Recently, a prospective client asked some probing questions: Why should we engage clinicians in designing new healthcare facilities if most of their input really won’t change patient outcomes? Shouldn’t the designer already know best practices and bring solutions that have proven worth? What really does matter in healthcare facilities and what is just preference?

Our discussion led to the following as “what matters”:

  • Improving patient outcomes in the safest, most infection free environment
  • Reducing stress for staff, patients, and family for improved experience
  • Building the smallest, most flexible footprint possible to reduce first costs and increase lifetime sustainability
  • Decreasing operational costs over the lifetime of the facility.

I have struggled for many years about how and when we engage clinicians to lead to “what matters.” We gain understanding and empathy from the many hours we spend in user group meetings, yet much of what we hear is status quo—staff only knows what they know and rarely if ever see best practices at other hospitals.

We can design facilities with the best and the brightest, and develop new operational models, only to have the vision change when different staff move into the building years later.
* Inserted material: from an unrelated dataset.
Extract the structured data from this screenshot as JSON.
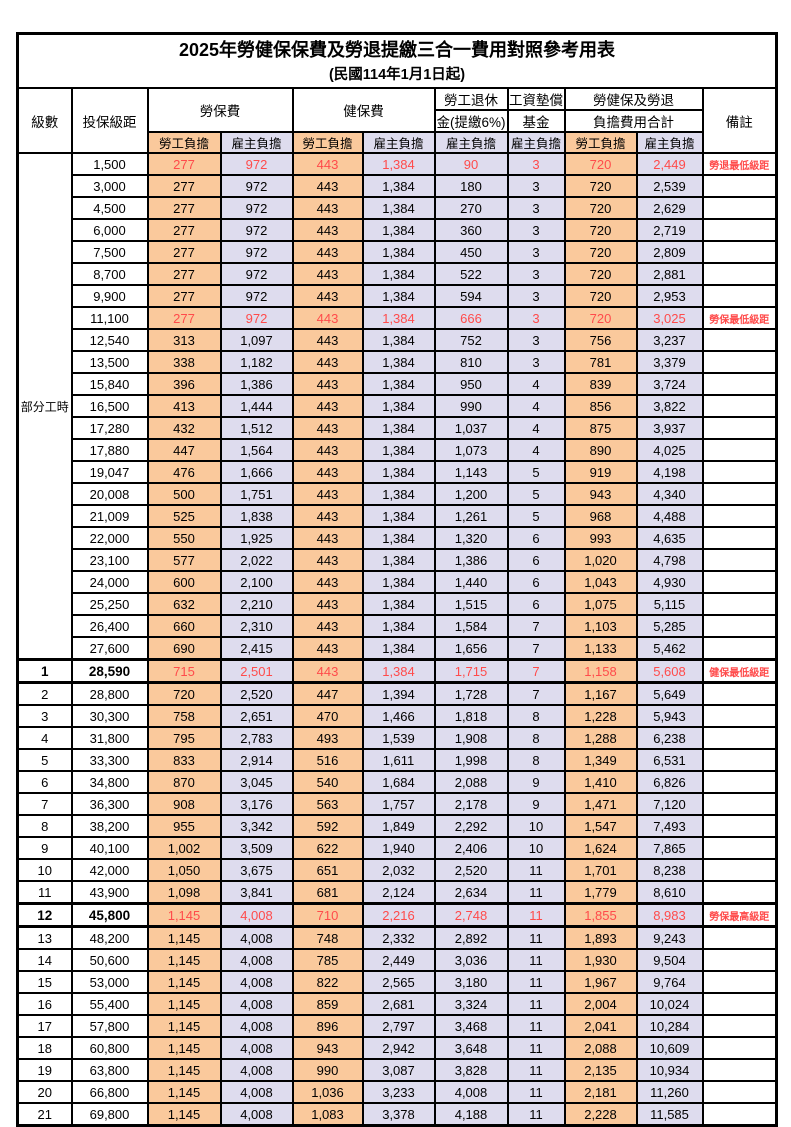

Much of what we do throughout the design phases is consensus building that feels good, creating shared ownership but prolonging an already long, complex process.

So what really matters and how can we develop the synthesis between more ideal processes and the most supportive environment that has quantifiable results?

Why not imbed architects into the clinical environment, to observe functionality and provide solutions based on design expertise? Why not develop practice key room templates that can be continually re-evaluated post occupancy for efficacy?

The key is bringing the best current research and practice knowledge to the table to engage healthcare leadership in these common goals so the vision lives on after occupancy.